Shelli Herman of Shelli Herman & Associates nicely summarizes the essentials of “Building an Agile Organizational Culture”:

“What organization in the world has not been going through sudden shifts from major, disruptive change? As I speak to my clients, everyone talks about how quickly things are shifting. Leaders with their eye on the ball always seem to worry about their organization’s ability to keep up! The two questions I hear most frequently are:

1. Are we changing as fast as the world around us?

2. Is our culture enabling us to be agile or is it slowing us down?”

“In agile cultures, there is a growth mindset of constant learning, trust, and permission to take risks in order to learn from these decisions, rather than a fixed mindset that creates a myopic focus on what has made the company successful in the past. I see organizational agility as the capacity to be infinitely adaptable without having to change the culture to allow that. Agile organizations strive to develop a built-in capacity to shift, flex, and adjust as circumstances change, either alone or with alliance partners, and to do so as a matter of course. Being infinitely adaptable is the key here and there’s really only one way to do that: create the culture that has the inbuilt capacity for agility.”

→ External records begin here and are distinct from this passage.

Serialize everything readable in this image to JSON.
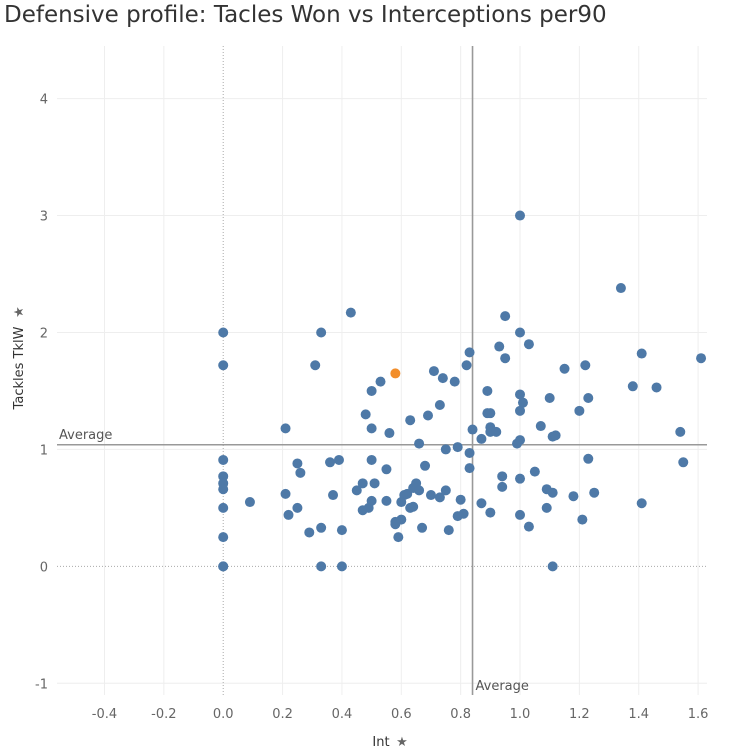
{
  "title": "Defensive profile: Tacles Won vs Interceptions per90",
  "chart_data": {
    "type": "scatter",
    "title": "Defensive profile: Tacles Won vs Interceptions per90",
    "xlabel": "Int",
    "ylabel": "Tackles TklW",
    "xlim": [
      -0.56,
      1.63
    ],
    "ylim": [
      -1.1,
      4.45
    ],
    "x_ticks": [
      -0.4,
      -0.2,
      0.0,
      0.2,
      0.4,
      0.6,
      0.8,
      1.0,
      1.2,
      1.4,
      1.6
    ],
    "x_tick_labels": [
      "-0.4",
      "-0.2",
      "0.0",
      "0.2",
      "0.4",
      "0.6",
      "0.8",
      "1.0",
      "1.2",
      "1.4",
      "1.6"
    ],
    "y_ticks": [
      -1,
      0,
      1,
      2,
      3,
      4
    ],
    "y_tick_labels": [
      "-1",
      "0",
      "1",
      "2",
      "3",
      "4"
    ],
    "grid": true,
    "reference_lines": [
      {
        "axis": "x",
        "value": 0.84,
        "label": "Average"
      },
      {
        "axis": "y",
        "value": 1.04,
        "label": "Average"
      }
    ],
    "colors": {
      "default": "#4e79a7",
      "highlight": "#f28e2b",
      "gridline": "#eeeeee",
      "zeroline": "#aaaaaa",
      "refline": "#999999"
    },
    "series": [
      {
        "color": "#4e79a7",
        "points": [
          [
            0,
            2.0
          ],
          [
            0,
            1.72
          ],
          [
            0,
            0.91
          ],
          [
            0,
            0.77
          ],
          [
            0,
            0.71
          ],
          [
            0,
            0.66
          ],
          [
            0,
            0.5
          ],
          [
            0,
            0.25
          ],
          [
            0,
            0.0
          ],
          [
            0,
            0.0
          ],
          [
            0.09,
            0.55
          ],
          [
            0.21,
            1.18
          ],
          [
            0.21,
            0.62
          ],
          [
            0.22,
            0.44
          ],
          [
            0.25,
            0.88
          ],
          [
            0.25,
            0.5
          ],
          [
            0.26,
            0.8
          ],
          [
            0.29,
            0.29
          ],
          [
            0.31,
            1.72
          ],
          [
            0.33,
            2.0
          ],
          [
            0.33,
            0.33
          ],
          [
            0.33,
            0.0
          ],
          [
            0.36,
            0.89
          ],
          [
            0.37,
            0.61
          ],
          [
            0.39,
            0.91
          ],
          [
            0.4,
            0.31
          ],
          [
            0.4,
            0.0
          ],
          [
            0.43,
            2.17
          ],
          [
            0.45,
            0.65
          ],
          [
            0.47,
            0.71
          ],
          [
            0.47,
            0.48
          ],
          [
            0.48,
            1.3
          ],
          [
            0.49,
            0.5
          ],
          [
            0.5,
            1.5
          ],
          [
            0.5,
            1.18
          ],
          [
            0.5,
            0.91
          ],
          [
            0.5,
            0.56
          ],
          [
            0.51,
            0.71
          ],
          [
            0.53,
            1.58
          ],
          [
            0.55,
            0.83
          ],
          [
            0.55,
            0.56
          ],
          [
            0.56,
            1.14
          ],
          [
            0.58,
            0.38
          ],
          [
            0.58,
            0.36
          ],
          [
            0.59,
            0.25
          ],
          [
            0.6,
            0.55
          ],
          [
            0.6,
            0.4
          ],
          [
            0.61,
            0.61
          ],
          [
            0.62,
            0.62
          ],
          [
            0.63,
            1.25
          ],
          [
            0.63,
            0.5
          ],
          [
            0.64,
            0.51
          ],
          [
            0.64,
            0.67
          ],
          [
            0.65,
            0.71
          ],
          [
            0.66,
            0.65
          ],
          [
            0.66,
            1.05
          ],
          [
            0.67,
            0.33
          ],
          [
            0.68,
            0.86
          ],
          [
            0.69,
            1.29
          ],
          [
            0.7,
            0.61
          ],
          [
            0.71,
            1.67
          ],
          [
            0.73,
            1.38
          ],
          [
            0.73,
            0.59
          ],
          [
            0.74,
            1.61
          ],
          [
            0.75,
            0.65
          ],
          [
            0.75,
            1.0
          ],
          [
            0.76,
            0.31
          ],
          [
            0.78,
            1.58
          ],
          [
            0.79,
            1.02
          ],
          [
            0.79,
            0.43
          ],
          [
            0.8,
            0.57
          ],
          [
            0.81,
            0.45
          ],
          [
            0.82,
            1.72
          ],
          [
            0.83,
            1.83
          ],
          [
            0.83,
            0.97
          ],
          [
            0.83,
            0.84
          ],
          [
            0.84,
            1.17
          ],
          [
            0.87,
            1.09
          ],
          [
            0.87,
            0.54
          ],
          [
            0.89,
            1.5
          ],
          [
            0.89,
            1.31
          ],
          [
            0.9,
            1.31
          ],
          [
            0.9,
            1.19
          ],
          [
            0.9,
            1.15
          ],
          [
            0.9,
            0.46
          ],
          [
            0.92,
            1.15
          ],
          [
            0.93,
            1.88
          ],
          [
            0.94,
            0.77
          ],
          [
            0.94,
            0.68
          ],
          [
            0.95,
            2.14
          ],
          [
            0.95,
            1.78
          ],
          [
            0.99,
            1.05
          ],
          [
            1.0,
            3.0
          ],
          [
            1.0,
            2.0
          ],
          [
            1.0,
            1.47
          ],
          [
            1.0,
            1.33
          ],
          [
            1.0,
            1.08
          ],
          [
            1.0,
            0.75
          ],
          [
            1.0,
            0.44
          ],
          [
            1.01,
            1.4
          ],
          [
            1.03,
            1.9
          ],
          [
            1.03,
            0.34
          ],
          [
            1.05,
            0.81
          ],
          [
            1.07,
            1.2
          ],
          [
            1.09,
            0.5
          ],
          [
            1.09,
            0.66
          ],
          [
            1.1,
            1.44
          ],
          [
            1.11,
            0.63
          ],
          [
            1.11,
            1.11
          ],
          [
            1.11,
            0.0
          ],
          [
            1.12,
            1.12
          ],
          [
            1.15,
            1.69
          ],
          [
            1.18,
            0.6
          ],
          [
            1.2,
            1.33
          ],
          [
            1.21,
            0.4
          ],
          [
            1.22,
            1.72
          ],
          [
            1.23,
            1.44
          ],
          [
            1.23,
            0.92
          ],
          [
            1.25,
            0.63
          ],
          [
            1.34,
            2.38
          ],
          [
            1.38,
            1.54
          ],
          [
            1.41,
            1.82
          ],
          [
            1.41,
            0.54
          ],
          [
            1.46,
            1.53
          ],
          [
            1.54,
            1.15
          ],
          [
            1.55,
            0.89
          ],
          [
            1.61,
            1.78
          ]
        ]
      },
      {
        "color": "#f28e2b",
        "points": [
          [
            0.58,
            1.65
          ]
        ]
      }
    ]
  }
}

“Amazon is a strong example of an agile organization. It has morphed from a web-based bookseller to an online retail platform to a digital media powerhouse; they are one of the single most successful companies in the world and are the epitome of agility. Further, this continual change has taken place in the absence of a performance crisis, demonstrating an ability to envision changes and adapt instead of the reverse. In my view, this separates the good from the great.”

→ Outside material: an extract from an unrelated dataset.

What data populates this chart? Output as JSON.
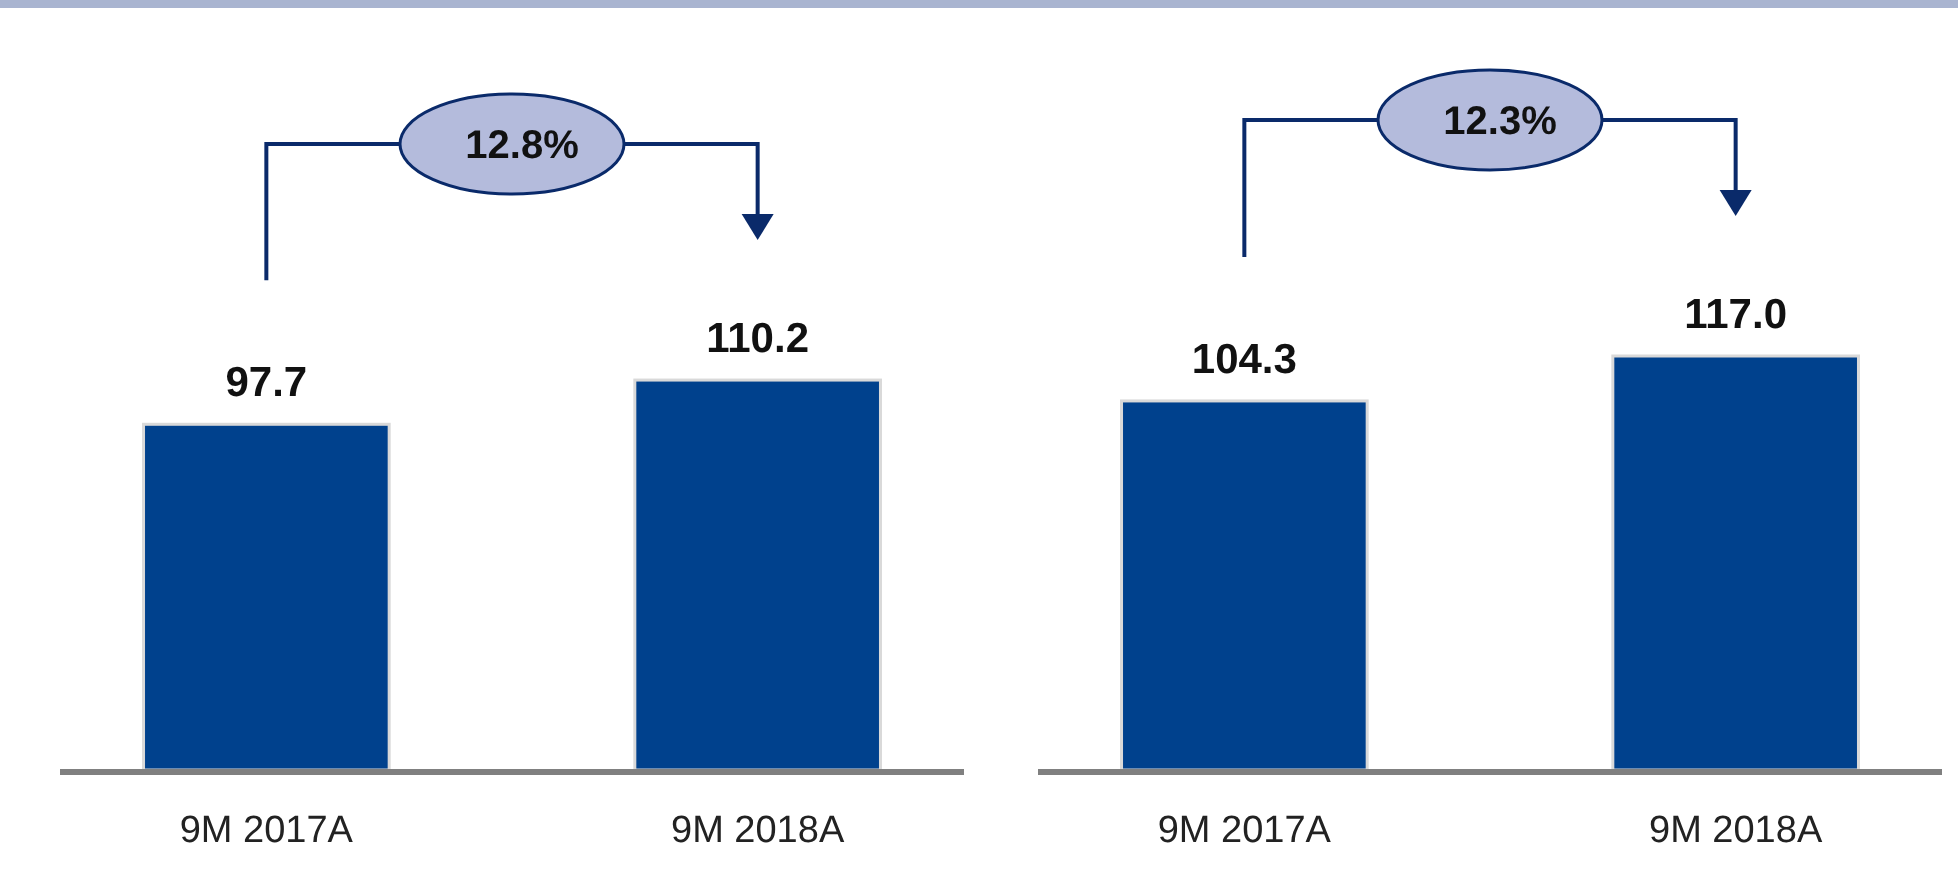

“Internal barriers—the culture—prevent organizations from being agile. These barriers include hubris; complacency; resistance to change; poor decision-making; lack of alignment around strategies, vision, and values; risk-averse mindsets; siloed thinking; and turf wars. Most executives have a sense of what agility means for their organization’s future. However, there is still a big gap between awareness of the need for agility and taking concerted action to become truly agile over the long-term. Creating a culture of agility is possible and should be the first strategic priority of senior leadership because it is the culture that spawns an organization’s ability to adjust in any direction and execute any strategy. Adapting to change, while good, is not a winning strategy for long-term success if you only adjust as the need arises. To be most productive, innovative, and successful, companies need to be agile. And that is something you need to bake into the cultural DNA with purpose and focus. What do you think? Is agility central to your organization’s success?”